Housing Deficit Has Soared 52% Since 2018, Says Freddie Mac
Demand for entry-level homes is expected to remain high for the rest of the decade.
In an update on the nation’s growing housing shortage, Freddie Mac is reporting the deficit soared 52% from 2.5 million in 2018 to 3.8 million in 2020 thanks in part to the effects of the COVID-19 pandemic.
In particular, the deficit in the supply of entry-level homes is even more acute, declared the mortgage GSE, with their share of overall construction down from 40% in the early 1980s to around 7% in 2019.
The update said the shortage was exacerbated in the pandemic by a 150% increase in lumber prices.
In recent decades, said Freddie Mac, the shortage has worsened by the increase in demand caused by low interest rates.
Freddie Mac said it expects the shortage will continue in the near future with the low mortgage interest rate environment, the high demand and the need for more space.
Demographics are likely to keep demand from dropping soon, Freddie noted, with Millennials at their peak first-time home buying age now constituting the largest group of Americans, 72 million strong.
“Given the large young adult cohorts entering the housing market, the demand for entry-level single-family homes should remain high for the rest of the decade,” Freddie Mac said.

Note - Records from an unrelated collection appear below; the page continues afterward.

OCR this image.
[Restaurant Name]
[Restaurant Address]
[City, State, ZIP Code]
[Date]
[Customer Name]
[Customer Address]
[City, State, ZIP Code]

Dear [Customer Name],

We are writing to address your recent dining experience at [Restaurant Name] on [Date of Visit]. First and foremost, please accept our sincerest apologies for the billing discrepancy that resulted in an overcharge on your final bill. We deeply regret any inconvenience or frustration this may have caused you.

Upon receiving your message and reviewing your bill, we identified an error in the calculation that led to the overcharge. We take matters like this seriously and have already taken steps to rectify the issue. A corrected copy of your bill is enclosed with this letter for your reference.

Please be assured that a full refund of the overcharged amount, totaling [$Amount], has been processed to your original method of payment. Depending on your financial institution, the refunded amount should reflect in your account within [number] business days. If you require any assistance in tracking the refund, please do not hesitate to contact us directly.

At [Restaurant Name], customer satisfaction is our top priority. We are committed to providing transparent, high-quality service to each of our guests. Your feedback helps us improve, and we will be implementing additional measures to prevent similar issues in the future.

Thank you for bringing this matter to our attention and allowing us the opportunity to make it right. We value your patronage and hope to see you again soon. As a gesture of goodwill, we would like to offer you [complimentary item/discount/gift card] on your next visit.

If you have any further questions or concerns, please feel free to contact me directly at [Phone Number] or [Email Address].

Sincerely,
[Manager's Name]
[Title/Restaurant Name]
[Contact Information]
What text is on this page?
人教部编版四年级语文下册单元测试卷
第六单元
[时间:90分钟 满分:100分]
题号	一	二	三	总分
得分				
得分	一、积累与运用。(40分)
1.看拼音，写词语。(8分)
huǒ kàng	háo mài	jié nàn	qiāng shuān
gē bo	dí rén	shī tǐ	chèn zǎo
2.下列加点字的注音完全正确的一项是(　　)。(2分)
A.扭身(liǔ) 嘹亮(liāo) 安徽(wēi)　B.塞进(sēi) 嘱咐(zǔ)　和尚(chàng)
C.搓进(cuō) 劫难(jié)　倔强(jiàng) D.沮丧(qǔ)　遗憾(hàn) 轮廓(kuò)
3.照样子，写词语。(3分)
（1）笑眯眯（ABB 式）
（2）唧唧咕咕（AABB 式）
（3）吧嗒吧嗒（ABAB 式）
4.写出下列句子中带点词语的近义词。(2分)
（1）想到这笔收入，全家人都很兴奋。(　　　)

In another demographic trend, the homeownership rate of the 25–34-year-olds has been increasing since 2016 after recovering from the impact of the Great Recession of 2008-09.
The starter-home problem has gotten worse through much of the millennium.
Since its cyclical peak, in 2004, the same year the same year homeownership crested, the supply of entry-level homes has dwindled steadily from a construction of 186,000 starter units that year to 65,000 in 2020.
Sam Khater, vice president and chief economist at Freddie Mac, has said the entry-level home construction shortage has strong implications for the wealth, health, and stability of prospective first-time homebuyers who have been harmed by the 12% increase of housing prices in the past year. In the surge, entry-level prices have escalated rapidly well above overall prices, triggering affordability issues for buyers to come up with even larger down payments, the researchers cautioned.